In 2010, alongside their clinical practice, Annie and a small group of midwives started work on creating a new midwifery organisation with the aim of ultimately being commissioned as an alternative midwifery provider within the NHS. The result is Neighbourhood Midwives (NM), an employee-owned, social enterprise with a strong set of values based on improving access and achieving positive outcomes for families through relationship-based care. NM started out providing a private service in London and the Southeast in July 2013, to develop a track record and test their processes. In November 2016, as a pilot in one of the seven Pioneer areas of the Maternity Transformation Programme (MTP), implementing the recommendations of the 2016 Better Births report, NM successfully launched their first NHS service in Waltham Forest. Neighbourhood Midwives have worked closely with the Waltham Forest clinical commissioning group (CCG) to develop this service in an area that offered a very limited choice to women  -  no caseload teams and very few homebirths. On the eve of NM's first anniversary, their 100th baby was born just in time to be a part of the celebrations. 53 of those babies have been born at home and 81% of all their births have been with the woman’s known midwife.

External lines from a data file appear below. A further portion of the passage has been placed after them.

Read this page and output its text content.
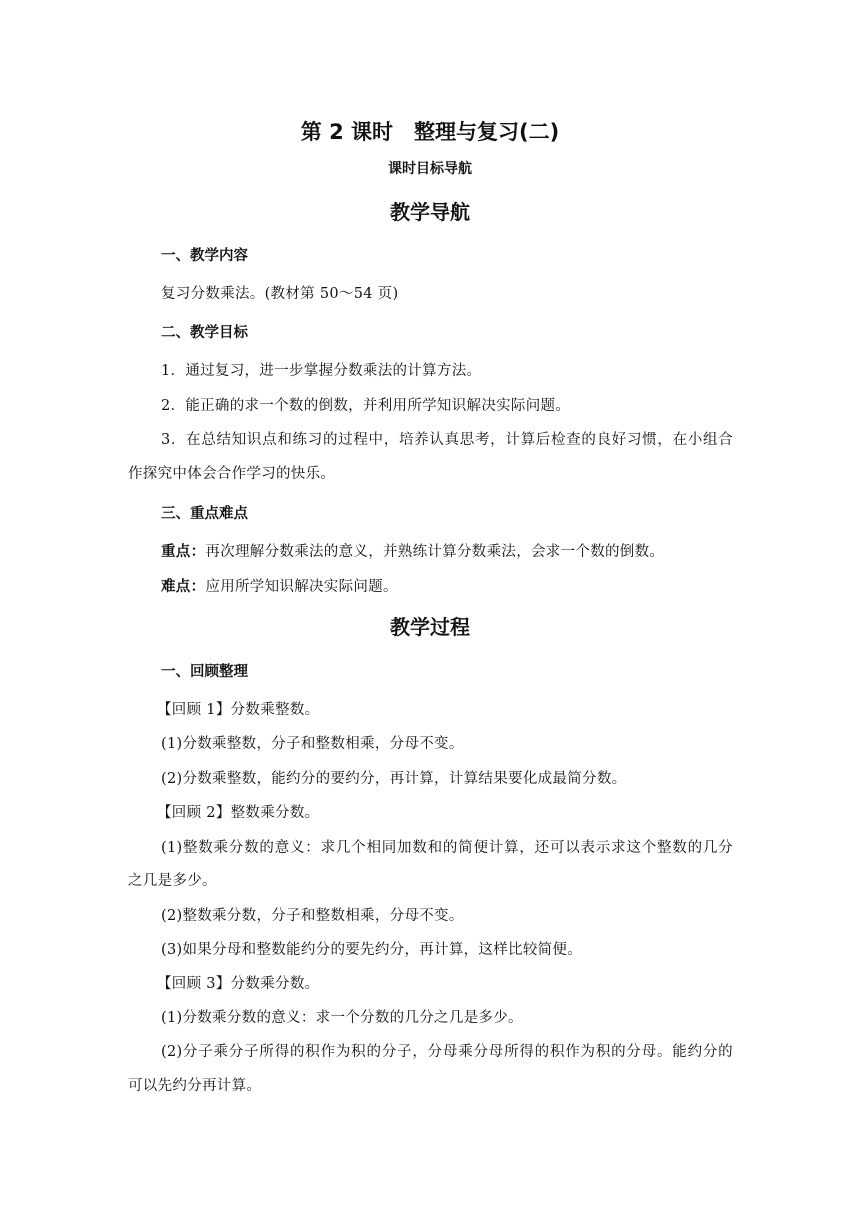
第 2 课时　整理与复习(二)
课时目标导航
教学导航
一、教学内容
复习分数乘法。(教材第 50～54 页)
二、教学目标
1．通过复习，进一步掌握分数乘法的计算方法。
2．能正确的求一个数的倒数，并利用所学知识解决实际问题。
3．在总结知识点和练习的过程中，培养认真思考，计算后检查的良好习惯，在小组合
作探究中体会合作学习的快乐。
三、重点难点
重点：再次理解分数乘法的意义，并熟练计算分数乘法，会求一个数的倒数。
难点：应用所学知识解决实际问题。
教学过程
一、回顾整理
【回顾 1】分数乘整数。
(1)分数乘整数，分子和整数相乘，分母不变。
(2)分数乘整数，能约分的要约分，再计算，计算结果要化成最简分数。
【回顾 2】整数乘分数。
(1)整数乘分数的意义：求几个相同加数和的简便计算，还可以表示求这个整数的几分
之几是多少。
(2)整数乘分数，分子和整数相乘，分母不变。
(3)如果分母和整数能约分的要先约分，再计算，这样比较简便。
【回顾 3】分数乘分数。
(1)分数乘分数的意义：求一个分数的几分之几是多少。
(2)分子乘分子所得的积作为积的分子，分母乘分母所得的积作为积的分母。能约分的
可以先约分再计算。
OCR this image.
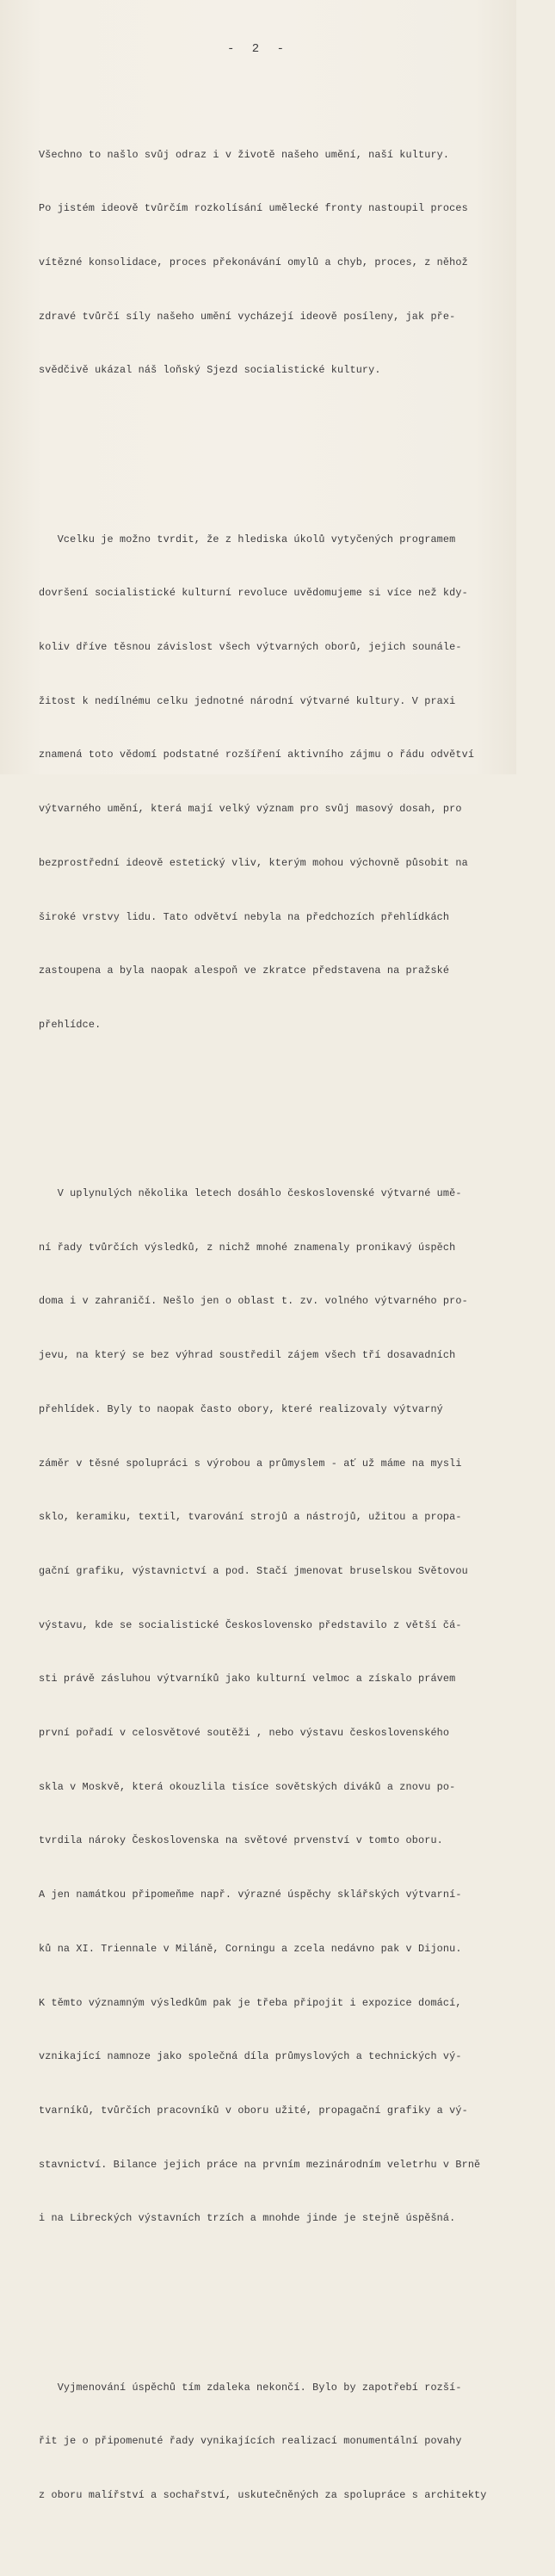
- 2 -

Všechno to našlo svůj odraz i v životě našeho umění, naší kultury.

Po jistém ideově tvůrčím rozkolísání umělecké fronty nastoupil proces

vítězné konsolidace, proces překonávání omylů a chyb, proces, z něhož

zdravé tvůrčí síly našeho umění vycházejí ideově posíleny, jak pře-

svědčivě ukázal náš loňský Sjezd socialistické kultury.

Vcelku je možno tvrdit, že z hlediska úkolů vytyčených programem

dovršení socialistické kulturní revoluce uvědomujeme si více než kdy-

koliv dříve těsnou závislost všech výtvarných oborů, jejich sounále-

žitost k nedílnému celku jednotné národní výtvarné kultury. V praxi

znamená toto vědomí podstatné rozšíření aktivního zájmu o řádu odvětví

výtvarného umění, která mají velký význam pro svůj masový dosah, pro

bezprostřední ideově estetický vliv, kterým mohou výchovně působit na

široké vrstvy lidu. Tato odvětví nebyla na předchozích přehlídkách

zastoupena a byla naopak alespoň ve zkratce představena na pražské

přehlídce.

V uplynulých několika letech dosáhlo československé výtvarné umě-

ní řady tvůrčích výsledků, z nichž mnohé znamenaly pronikavý úspěch

doma i v zahraničí. Nešlo jen o oblast t. zv. volného výtvarného pro-

jevu, na který se bez výhrad soustředil zájem všech tří dosavadních

přehlídek. Byly to naopak často obory, které realizovaly výtvarný

záměr v těsné spolupráci s výrobou a průmyslem - ať už máme na mysli

sklo, keramiku, textil, tvarování strojů a nástrojů, užitou a propa-

gační grafiku, výstavnictví a pod. Stačí jmenovat bruselskou Světovou

výstavu, kde se socialistické Československo představilo z větší čá-

sti právě zásluhou výtvarníků jako kulturní velmoc a získalo právem

první pořadí v celosvětové soutěži , nebo výstavu československého

skla v Moskvě, která okouzlila tisíce sovětských diváků a znovu po-

tvrdila nároky Československa na světové prvenství v tomto oboru.

A jen namátkou připomeňme např. výrazné úspěchy sklářských výtvarní-

ků na XI. Triennale v Miláně, Corningu a zcela nedávno pak v Dijonu.

K těmto významným výsledkům pak je třeba připojit i expozice domácí,

vznikající namnoze jako společná díla průmyslových a technických vý-

tvarníků, tvůrčích pracovníků v oboru užité, propagační grafiky a vý-

stavnictví. Bilance jejich práce na prvním mezinárodním veletrhu v Brně

i na Libreckých výstavních trzích a mnohde jinde je stejně úspěšná.

Vyjmenování úspěchů tím zdaleka nekončí. Bylo by zapotřebí rozší-

řit je o připomenuté řady vynikajících realizací monumentální povahy

z oboru malířství a sochařství, uskutečněných za spolupráce s architekty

As an aspiring Teal organisation, Neighbourhood Midwives' long term ambition - having tested the concept with the pilot - is to set up more self-managing teams of midwives in the community, supported by independent coaches and linked in to a central administrative team (similar to Buurtzorg). The challenge is how to safely manage and implement this innovative approach in what is traditionally seen as the litigious and high risk environment of maternity services.

Annie still carries a small caseload herself and speaks regularly at midwifery conferences and workshops about the challenges and rewards of this way of working. She was a member of NHS England’s national maternity review team which published their recommendations in the Better Births report in February 2016. Annie was then invited to be a member of the current Maternity Transformation Programme (MTP) Stakeholder Council which oversees the implementation of Better Births.